In other words, if you've never seen any of the previous "Alien" movies, you might find all of that to be exciting, gripping and terrifying stuff. But for those of us who saw the original 1979 flick and its brilliant (if different in tone) sequel from 1986, this one will come off as a decent enough effort, albeit one with no surprises (yes, including the twist that can be seen from orbit) and an awful lot of recycled material.

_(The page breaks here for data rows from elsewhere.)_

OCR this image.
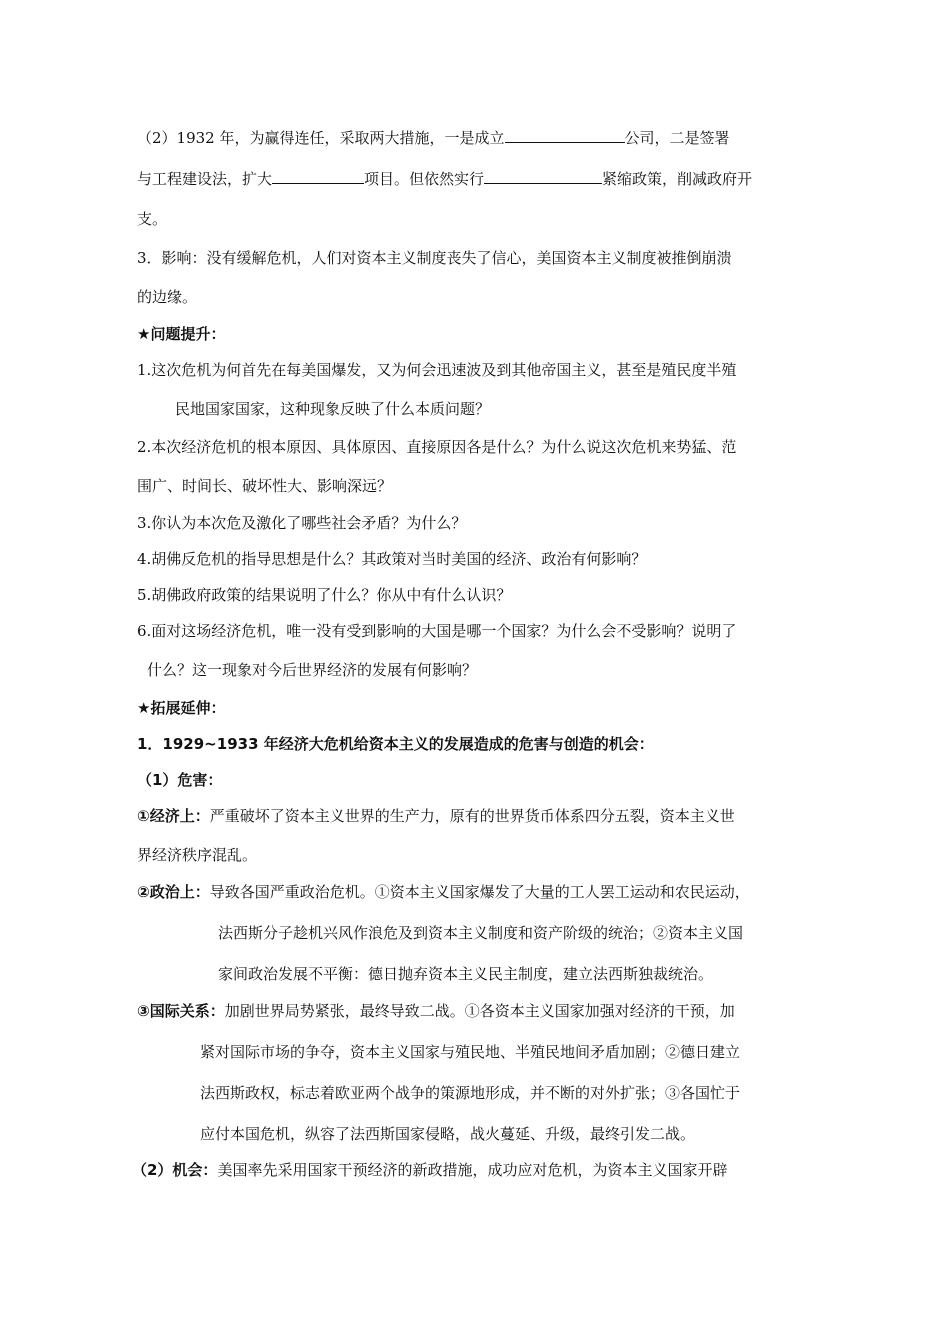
（2）1932 年，为赢得连任，采取两大措施，一是成立	公司，二是签署
与工程建设法，扩大	项目。但依然实行	紧缩政策，削减政府开
支。
3．影响：没有缓解危机，人们对资本主义制度丧失了信心，美国资本主义制度被推倒崩溃
的边缘。
★问题提升：
1.这次危机为何首先在每美国爆发，又为何会迅速波及到其他帝国主义，甚至是殖民度半殖
民地国家国家，这种现象反映了什么本质问题？
2.本次经济危机的根本原因、具体原因、直接原因各是什么？为什么说这次危机来势猛、范
围广、时间长、破坏性大、影响深远？
3.你认为本次危及激化了哪些社会矛盾？为什么？
4.胡佛反危机的指导思想是什么？其政策对当时美国的经济、政治有何影响？
5.胡佛政府政策的结果说明了什么？你从中有什么认识？
6.面对这场经济危机，唯一没有受到影响的大国是哪一个国家？为什么会不受影响？说明了
什么？这一现象对今后世界经济的发展有何影响？
★拓展延伸：
1．1929~1933 年经济大危机给资本主义的发展造成的危害与创造的机会：
（1）危害：
①经济上：严重破坏了资本主义世界的生产力，原有的世界货币体系四分五裂，资本主义世
界经济秩序混乱。
②政治上：导致各国严重政治危机。①资本主义国家爆发了大量的工人罢工运动和农民运动，
法西斯分子趁机兴风作浪危及到资本主义制度和资产阶级的统治；②资本主义国
家间政治发展不平衡：德日抛弃资本主义民主制度，建立法西斯独裁统治。
③国际关系：加剧世界局势紧张，最终导致二战。①各资本主义国家加强对经济的干预，加
紧对国际市场的争夺，资本主义国家与殖民地、半殖民地间矛盾加剧；②德日建立
法西斯政权，标志着欧亚两个战争的策源地形成，并不断的对外扩张；③各国忙于
应付本国危机，纵容了法西斯国家侵略，战火蔓延、升级，最终引发二战。
（2）机会：美国率先采用国家干预经济的新政措施，成功应对危机，为资本主义国家开辟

The fact that director Ridley Scott -- who directed the original offering as well as his return to the franchise in 2012 with "Prometheus" -- is behind the camera here (working from a script by John Logan and Dante Harper) will either be disappointing, not that surprising, or a combination of both. Set ten year after the events depicted in "Prometheus," the story closely follows that of the first film with Waterston ending up as the Ripley-like heroine, while Danny McBride plays her sidekick of sorts and everyone else is simply fodder for the alien death machine.

Michael Fassbender gets the meatiest part (or, more accurately, parts) playing an android on the ship who ends up meeting an earlier model incarnation of himself once the landing crew arrives on the planet (and does dumb things). And while those two delve into philosophical material such as the concept of life and its origins, what most audience members will be salivating for will be the aliens who arrive in various shapes and sizes.

I prefer mine as they appeared in the first two flicks, but if you enjoy watching aliens attacking humans, people blasting said aliens, and violent eruptions of said critters from their hosts, this will be right up your alley.

Overall, everything is handled skillfully, but I just wish the story had more originality rather than recycling of previous material, especially since it was done better the first time around. And that's a teachable moment. "Alien: Covenant" rates as a 5.5 out of 10.